Several senators pressed and explained tradeoffs during floor debate. Senator Raybould and others urged preserving longer‑term investments such as the Perkins County Canal and a planned new penitentiary, arguing those projects protect Nebraska's future water and corrections capacity. Senator Von Gillard and others said the committee had faced shifting revenue forecasts but that the budget still projects revenue growth in coming years.

The committee amendment also incorporates nine bills summarized in the committee materials, including: increases for special education and K‑12 state aid, restored biomedical research funding ($15,000,000 per year), Project Health funding drawn from the tobacco settlement cash fund ($50,000,000 per year for two years), and several targeted appropriations (for example, support for nonprofit food banks from TANF and an appropriation tied to a federally qualified health center in Norfolk). The committee print and the blue budget book list these items and their sources.

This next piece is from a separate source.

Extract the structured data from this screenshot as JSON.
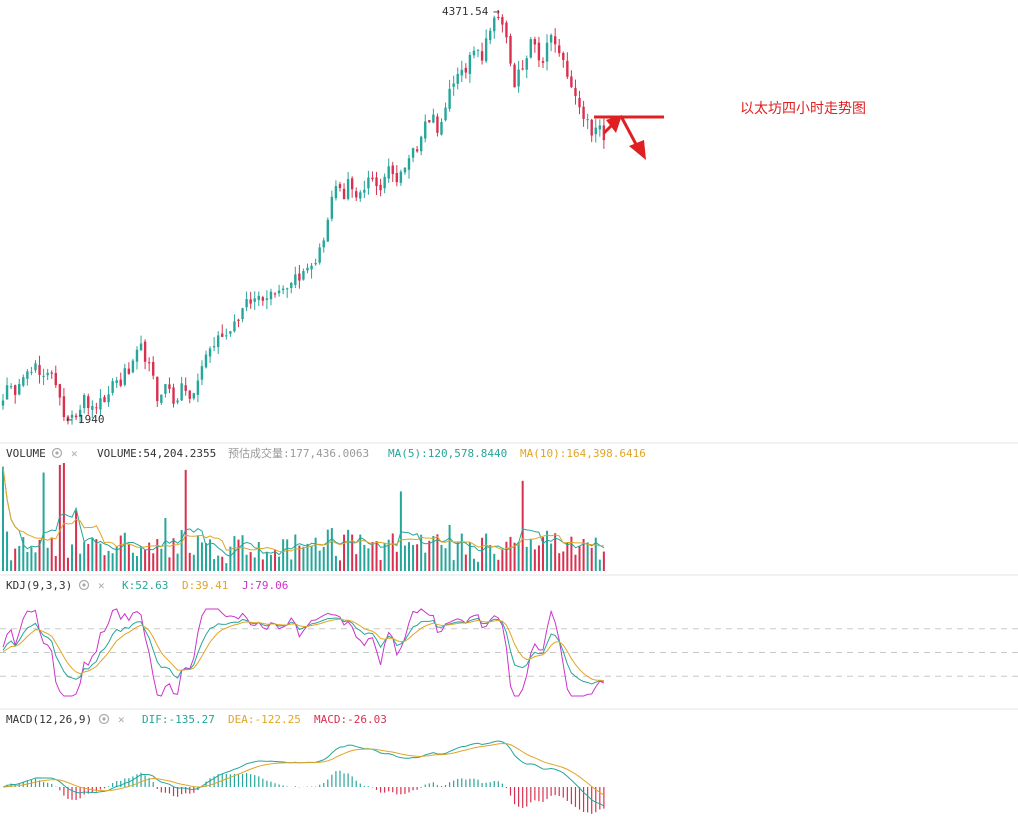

Clements and other committee members stressed the absence of an across‑the‑board cut to agency salaries; the committee funded planned salary increases and health insurance increases for state employees. The budget materials show specific adjustments for the Supreme Court, the University of Nebraska system, and other large programs.

What remains: The committee said select‑file amendments will be introduced to reflect the April forecast and to implement specific transfers and savings; those amendments had not been adopted on the floor at the time of the session transcript. The bill remains on general file for further debate and amendment.

Ending: Senators on both sides thanked Appropriations staff and committee members for the work required to produce the package and said they would continue debating the bill and select‑file changes in the days ahead.